OK, forget what I said about posting here once a week for a hot second. I’d like to rephrase it as “I will post here 1+ time(s) a week.”
I’ve been offering freelance editing services for a while now but am still fairly new to the enterprise. Most of my work has come by referral (thanks KB!), and none of it has been what I’d consider “easy” editing. I’m not going to go into detail about previous edits, but I’d like to recount my last experience, omitting/changing the client’s name.
Needless to say, this has all certainly been a “learn as I go” kind of endeavor.
I would argue—and perhaps one of Specter and [PANK] Magazines’ contributors/editors, Alicia Kennedy, can maybe confirm or deny this—that every editor has their own unique editing style, just as every writer has her or his unique writing style. Or, more specifically, every editor has her or his own unique style of initially approaching a new manuscript.
My latest project was one I was indeed excited to work on. After a preliminary read through of “Mr. Smith’s” manuscript, I thought: OK, here’s a chance to finally utilize most of the implements in my editing toolkit. By which I mean that it seemed like Mr. Smith was looking for the kind of feedback and editing advice a writer typically gets when workshopping her or his piece. Having previously attended a large number of these workshops and earning an MFA along the way, I felt confident I could offer Mr. Smith exactly what he was looking for.
However, this turned out to be…how should I put it…incorrect.

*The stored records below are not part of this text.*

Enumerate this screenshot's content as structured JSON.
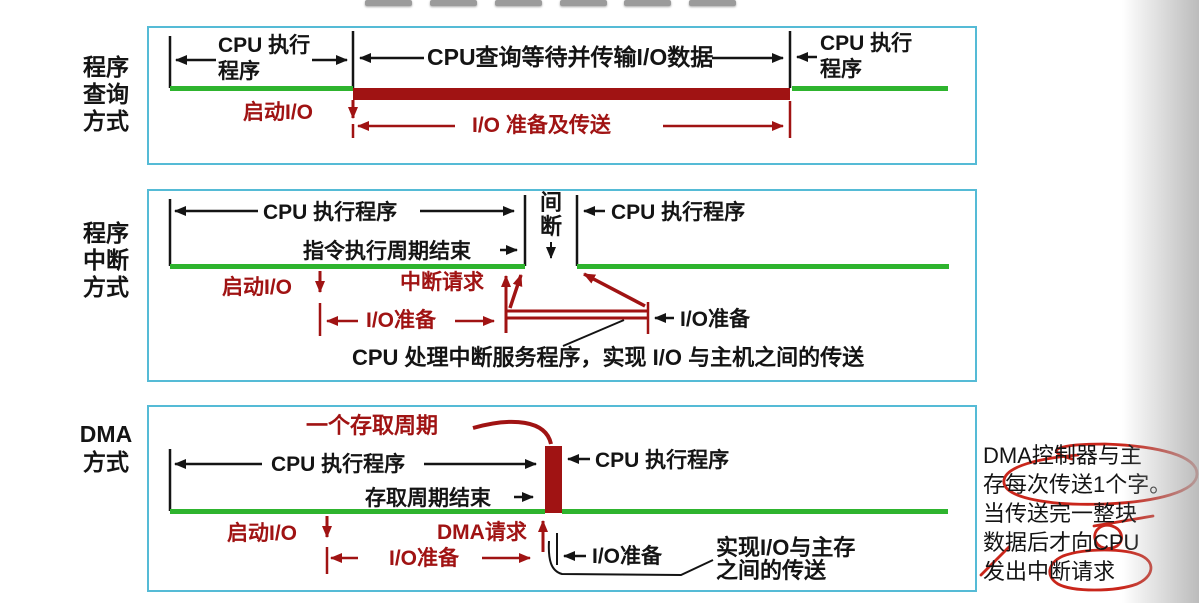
{
  "colors": {
    "timeline_green": "#2eb42e",
    "busy_dark_red": "#a01313",
    "annotation_red": "#c9261b",
    "panel_border_cyan": "#55bbd6",
    "text_black": "#141414"
  },
  "panels": {
    "query": {
      "side_label": [
        "程序",
        "查询",
        "方式"
      ],
      "cpu_exec_left": [
        "CPU 执行",
        "程序"
      ],
      "wait_label": "CPU查询等待并传输I/O数据",
      "cpu_exec_right": [
        "CPU  执行",
        "程序"
      ],
      "start_io": "启动I/O",
      "io_prepare": "I/O 准备及传送"
    },
    "interrupt": {
      "side_label": [
        "程序",
        "中断",
        "方式"
      ],
      "cpu_exec_left": "CPU 执行程序",
      "gap_label": [
        "间",
        "断"
      ],
      "cpu_exec_right": "CPU 执行程序",
      "instruction_cycle_end": "指令执行周期结束",
      "start_io": "启动I/O",
      "interrupt_request": "中断请求",
      "io_prepare_left": "I/O准备",
      "io_prepare_right": "I/O准备",
      "bottom_note": "CPU 处理中断服务程序，实现 I/O 与主机之间的传送"
    },
    "dma": {
      "side_label": [
        "DMA",
        "方式"
      ],
      "access_cycle": "一个存取周期",
      "cpu_exec_left": "CPU 执行程序",
      "cpu_exec_right": "CPU  执行程序",
      "access_cycle_end": "存取周期结束",
      "start_io": "启动I/O",
      "dma_request": "DMA请求",
      "io_prepare_red": "I/O准备",
      "io_prepare_black": "I/O准备",
      "transfer_note": [
        "实现I/O与主存",
        "之间的传送"
      ]
    }
  },
  "side_note": {
    "lines": [
      "DMA控制器与主",
      "存每次传送1个字。",
      "当传送完一整块",
      "数据后才向CPU",
      "发出中断请求"
    ]
  }
}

I think it came down to my editing style not being compatible with the desired results Mr. Smith had envisioned for his manuscript. This is fair—different strokes for different folks, and all that. A mistake perhaps made on my part was offering to be as communicative as possible throughout the whole process, in order to give Mr. Smith a full sense of involvement in his project. That seems like it’d be a really good thing, however, I can testify that the reality of such author involvement is “not always.”

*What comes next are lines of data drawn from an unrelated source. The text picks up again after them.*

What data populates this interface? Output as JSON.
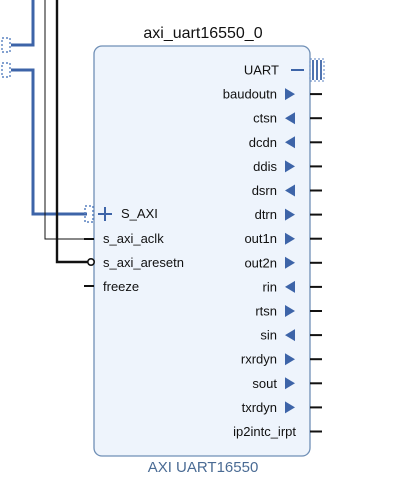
{
  "block": {
    "instance_name": "axi_uart16550_0",
    "ip_name": "AXI UART16550"
  },
  "left_pins": [
    {
      "label": "S_AXI",
      "kind": "bus-interface"
    },
    {
      "label": "s_axi_aclk",
      "kind": "clock"
    },
    {
      "label": "s_axi_aresetn",
      "kind": "reset-active-low"
    },
    {
      "label": "freeze",
      "kind": "input"
    }
  ],
  "right_pins": [
    {
      "label": "UART",
      "dir": "bus"
    },
    {
      "label": "baudoutn",
      "dir": "out"
    },
    {
      "label": "ctsn",
      "dir": "in"
    },
    {
      "label": "dcdn",
      "dir": "in"
    },
    {
      "label": "ddis",
      "dir": "out"
    },
    {
      "label": "dsrn",
      "dir": "in"
    },
    {
      "label": "dtrn",
      "dir": "out"
    },
    {
      "label": "out1n",
      "dir": "out"
    },
    {
      "label": "out2n",
      "dir": "out"
    },
    {
      "label": "rin",
      "dir": "in"
    },
    {
      "label": "rtsn",
      "dir": "out"
    },
    {
      "label": "sin",
      "dir": "in"
    },
    {
      "label": "rxrdyn",
      "dir": "out"
    },
    {
      "label": "sout",
      "dir": "out"
    },
    {
      "label": "txrdyn",
      "dir": "out"
    },
    {
      "label": "ip2intc_irpt",
      "dir": "plain"
    }
  ],
  "colors": {
    "block_fill": "#eef4fc",
    "block_stroke": "#6f8fb6",
    "bus_wire": "#3d64a8",
    "arrow_fill": "#3d64a8",
    "wire_dark": "#111111"
  },
  "icons": [
    "bus-plus-icon",
    "bus-connector-icon",
    "arrow-right-icon",
    "arrow-left-icon",
    "inversion-bubble-icon"
  ]
}
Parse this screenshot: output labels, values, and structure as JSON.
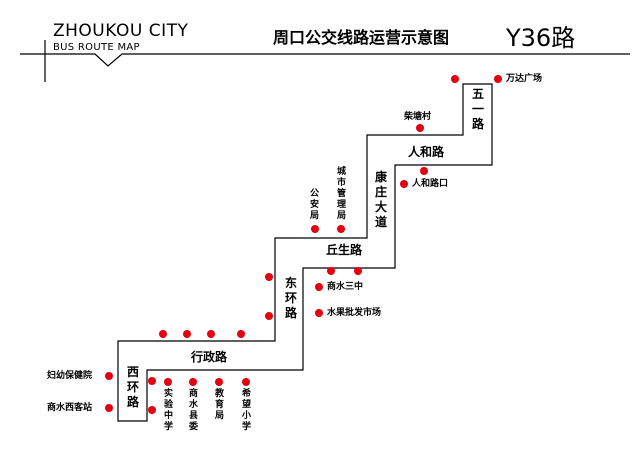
{
  "header": {
    "logo_city": "ZHOUKOU CITY",
    "logo_sub": "BUS ROUTE MAP",
    "title": "周口公交线路运营示意图",
    "route_name": "Y36路"
  },
  "roads": {
    "wuyi": "五一路",
    "renhe": "人和路",
    "kangzhuang": "康庄大道",
    "qiusheng": "丘生路",
    "donghuan": "东环路",
    "xingzheng": "行政路",
    "xihuan": "西环路"
  },
  "stops": {
    "wanda": "万达广场",
    "chaitang": "柴塘村",
    "renhelukou": "人和路口",
    "chengguan": "城市管理局",
    "gongan": "公安局",
    "shangshui3": "商水三中",
    "shuiguo": "水果批发市场",
    "fuyou": "妇幼保健院",
    "xikezhan": "商水西客站",
    "shiyan": "实验中学",
    "xianwei": "商水县委",
    "jiaoyu": "教育局",
    "xiwang": "希望小学"
  },
  "colors": {
    "stop_dot": "#e3000f",
    "road_line": "#000000"
  }
}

Mr. Smith, from the get-go, wrote very long and detailed expectations of what his thoughts were, i.e. what he had questions about, what other editors had told him previously, what he was ultimately going for, etc. I subsequently set out with the information of that first email and dove into the manuscript. My style of editing for a first read through is to ostensibly do a line edit as I go and provide a running commentary by asking questions, pointing out word choices that don’t work, identifying awkward or clunky phrasing, and other edits along those lines. Pretty standard stuff. I also try to keep in mind what the client has asked for and address it in addition to my own edits.
However, by offering to keep the lines of communication open, Mr. Smith would send three or four emails during every phase of the process, which made it extremely difficult to address all of his questions, at least in any kind of order other than chronologically. One of the more difficult obstacles I’d encounter was when Mr. Smith would invariably decide items he’d asked about earlier were no longer as important as new questions he’d come up with (after I’d already addressed them earlier in the manuscript). It became difficult to go back and address each new comment/question and also have the resulting “fix” make sense with subsequent comments or edits I would make (of course, after the fact) that referred back to the changed comment (does that make any sense, or am I explaining this poorly?).